Germany is making efforts to keep energy-intensive companies in the steel, glass, cement and chemical industries in particular in the country and to accommodate them. Germany is also forging international partnerships for the import of hydrogen and the transfer of technological expertise (see H2-international May 2024: p. 12 – Norway as partner country of Hannover Messe).

In addition, the IPCEI projects are finally gaining momentum (see p. 28), and even the update to the 37th ordinance on implementation of German emissions reduction law (37. Verordnung zur Durchführung des Bundes-Immissionsschutzgesetzes) was passed by the German parliament on March 14, 2024.

These and many other measures have led, among other things, to a 10.1 percent reduction in climate emissions in 2023 compared to 2022, which corresponds to the largest decrease in CO2 equivalents since 1990.

Yes, this decline is certainly due in part to Germany’s currently reduced economic strength. So? It is quite clear that a transformative process in the energy sector means that production cannot continue at the same level as before. And exactly this is wanted, because we can no longer afford to waste as much energy and as many resources as before.

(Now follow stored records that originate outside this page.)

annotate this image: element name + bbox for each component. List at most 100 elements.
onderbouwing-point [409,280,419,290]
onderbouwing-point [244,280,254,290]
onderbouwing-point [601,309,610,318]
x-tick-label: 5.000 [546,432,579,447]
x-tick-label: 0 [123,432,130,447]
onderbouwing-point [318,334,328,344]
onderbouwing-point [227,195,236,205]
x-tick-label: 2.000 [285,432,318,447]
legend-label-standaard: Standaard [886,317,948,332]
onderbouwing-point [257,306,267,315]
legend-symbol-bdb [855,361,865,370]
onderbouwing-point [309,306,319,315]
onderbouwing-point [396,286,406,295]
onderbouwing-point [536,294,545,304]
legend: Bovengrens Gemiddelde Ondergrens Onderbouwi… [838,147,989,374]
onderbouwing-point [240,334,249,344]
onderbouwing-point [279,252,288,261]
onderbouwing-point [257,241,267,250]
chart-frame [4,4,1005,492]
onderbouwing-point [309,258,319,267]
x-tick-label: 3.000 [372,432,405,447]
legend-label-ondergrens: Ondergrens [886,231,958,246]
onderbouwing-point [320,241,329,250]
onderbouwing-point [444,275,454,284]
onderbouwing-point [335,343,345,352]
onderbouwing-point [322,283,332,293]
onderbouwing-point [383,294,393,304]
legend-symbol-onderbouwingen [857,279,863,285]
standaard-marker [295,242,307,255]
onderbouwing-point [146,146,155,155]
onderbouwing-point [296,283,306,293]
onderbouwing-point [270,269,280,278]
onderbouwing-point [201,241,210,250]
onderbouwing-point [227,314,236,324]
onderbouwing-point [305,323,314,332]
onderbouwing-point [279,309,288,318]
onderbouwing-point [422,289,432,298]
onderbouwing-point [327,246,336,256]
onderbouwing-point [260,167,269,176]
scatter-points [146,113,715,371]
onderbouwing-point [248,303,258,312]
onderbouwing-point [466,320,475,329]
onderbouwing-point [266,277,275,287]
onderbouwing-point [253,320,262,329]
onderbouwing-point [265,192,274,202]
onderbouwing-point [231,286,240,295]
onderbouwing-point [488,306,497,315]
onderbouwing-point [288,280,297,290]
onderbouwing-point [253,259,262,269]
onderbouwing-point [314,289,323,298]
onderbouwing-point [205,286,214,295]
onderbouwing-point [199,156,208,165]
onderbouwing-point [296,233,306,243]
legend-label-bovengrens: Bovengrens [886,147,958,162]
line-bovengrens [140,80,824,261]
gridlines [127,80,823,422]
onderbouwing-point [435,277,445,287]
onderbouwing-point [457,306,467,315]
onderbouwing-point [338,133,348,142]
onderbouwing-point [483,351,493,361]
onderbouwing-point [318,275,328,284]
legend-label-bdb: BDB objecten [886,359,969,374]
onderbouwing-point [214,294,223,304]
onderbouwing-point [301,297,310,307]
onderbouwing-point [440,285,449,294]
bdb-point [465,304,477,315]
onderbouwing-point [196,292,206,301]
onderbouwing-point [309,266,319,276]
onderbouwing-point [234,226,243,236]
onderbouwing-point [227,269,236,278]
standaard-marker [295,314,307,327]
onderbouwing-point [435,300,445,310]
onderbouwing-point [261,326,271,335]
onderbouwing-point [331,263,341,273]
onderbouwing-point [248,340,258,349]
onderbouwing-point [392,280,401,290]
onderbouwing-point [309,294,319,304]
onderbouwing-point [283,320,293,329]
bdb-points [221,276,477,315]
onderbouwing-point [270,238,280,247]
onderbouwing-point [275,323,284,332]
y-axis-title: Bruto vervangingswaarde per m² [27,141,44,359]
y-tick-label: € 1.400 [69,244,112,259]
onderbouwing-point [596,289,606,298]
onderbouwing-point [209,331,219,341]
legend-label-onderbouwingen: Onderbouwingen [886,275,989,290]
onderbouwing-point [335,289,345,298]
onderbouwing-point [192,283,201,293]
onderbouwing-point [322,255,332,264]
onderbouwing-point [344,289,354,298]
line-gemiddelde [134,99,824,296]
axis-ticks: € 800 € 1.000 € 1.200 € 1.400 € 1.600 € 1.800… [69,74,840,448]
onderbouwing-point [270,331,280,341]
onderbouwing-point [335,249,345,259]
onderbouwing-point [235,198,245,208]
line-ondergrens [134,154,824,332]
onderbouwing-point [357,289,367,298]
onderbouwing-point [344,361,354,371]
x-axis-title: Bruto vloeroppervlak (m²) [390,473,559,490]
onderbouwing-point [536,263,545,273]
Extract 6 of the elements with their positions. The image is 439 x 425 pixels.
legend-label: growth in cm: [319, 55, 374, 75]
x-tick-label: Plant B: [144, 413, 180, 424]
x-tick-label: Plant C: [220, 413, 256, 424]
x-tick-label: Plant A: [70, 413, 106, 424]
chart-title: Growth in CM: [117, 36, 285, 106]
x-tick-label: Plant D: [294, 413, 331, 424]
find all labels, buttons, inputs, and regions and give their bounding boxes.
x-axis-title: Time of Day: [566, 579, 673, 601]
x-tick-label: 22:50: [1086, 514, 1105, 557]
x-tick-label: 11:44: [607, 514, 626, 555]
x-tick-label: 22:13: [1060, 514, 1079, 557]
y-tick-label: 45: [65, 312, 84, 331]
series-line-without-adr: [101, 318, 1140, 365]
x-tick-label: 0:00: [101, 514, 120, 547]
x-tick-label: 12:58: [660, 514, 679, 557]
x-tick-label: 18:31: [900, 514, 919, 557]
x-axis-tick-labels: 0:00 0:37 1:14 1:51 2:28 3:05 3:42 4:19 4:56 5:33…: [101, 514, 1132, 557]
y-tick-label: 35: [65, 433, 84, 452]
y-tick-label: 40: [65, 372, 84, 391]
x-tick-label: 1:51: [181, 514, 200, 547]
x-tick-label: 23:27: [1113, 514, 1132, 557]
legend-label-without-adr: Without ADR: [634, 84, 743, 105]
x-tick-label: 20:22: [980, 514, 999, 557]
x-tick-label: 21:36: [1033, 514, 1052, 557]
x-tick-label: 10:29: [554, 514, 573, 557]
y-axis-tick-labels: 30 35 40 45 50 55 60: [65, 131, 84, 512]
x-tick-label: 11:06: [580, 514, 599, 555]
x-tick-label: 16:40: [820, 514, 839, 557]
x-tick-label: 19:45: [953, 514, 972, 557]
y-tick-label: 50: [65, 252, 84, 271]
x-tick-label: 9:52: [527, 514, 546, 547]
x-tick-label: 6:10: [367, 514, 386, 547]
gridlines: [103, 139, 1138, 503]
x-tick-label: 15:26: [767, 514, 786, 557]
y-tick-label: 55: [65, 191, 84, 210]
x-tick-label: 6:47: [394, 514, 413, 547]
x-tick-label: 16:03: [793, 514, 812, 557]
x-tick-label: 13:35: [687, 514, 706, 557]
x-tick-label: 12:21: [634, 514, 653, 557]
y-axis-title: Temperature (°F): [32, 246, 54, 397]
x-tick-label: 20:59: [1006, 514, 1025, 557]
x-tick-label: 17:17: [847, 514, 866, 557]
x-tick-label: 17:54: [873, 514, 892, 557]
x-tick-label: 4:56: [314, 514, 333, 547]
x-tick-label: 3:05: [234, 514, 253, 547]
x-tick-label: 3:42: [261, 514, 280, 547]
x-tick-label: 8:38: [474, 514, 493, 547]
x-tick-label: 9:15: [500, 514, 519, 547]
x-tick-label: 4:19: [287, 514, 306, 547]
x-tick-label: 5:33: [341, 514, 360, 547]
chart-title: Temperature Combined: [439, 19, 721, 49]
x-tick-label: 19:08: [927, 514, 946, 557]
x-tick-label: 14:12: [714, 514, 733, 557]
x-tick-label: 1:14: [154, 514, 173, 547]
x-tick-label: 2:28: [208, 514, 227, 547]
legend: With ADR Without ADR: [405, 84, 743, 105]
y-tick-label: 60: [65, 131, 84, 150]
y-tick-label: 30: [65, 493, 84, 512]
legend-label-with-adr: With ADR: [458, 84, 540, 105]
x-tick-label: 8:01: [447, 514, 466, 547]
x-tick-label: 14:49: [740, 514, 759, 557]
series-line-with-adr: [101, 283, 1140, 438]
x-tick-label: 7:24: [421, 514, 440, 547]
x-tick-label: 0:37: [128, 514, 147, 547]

A moderate decline in economic power is, in my opinion, very manageable for the time being and should be viewed positively, as this is precisely what will break up outdated structures and ensure the country’s future viability. It will now be a matter of keeping the right degree in sight, to find a balance between pressure to act and reasonableness.

This applies not only to the government, but also to the people, who also possess a great deal of responsibility – be it the choice of the next car or the next heating system. Less grumbling and more sustainable action can sometimes work wonders.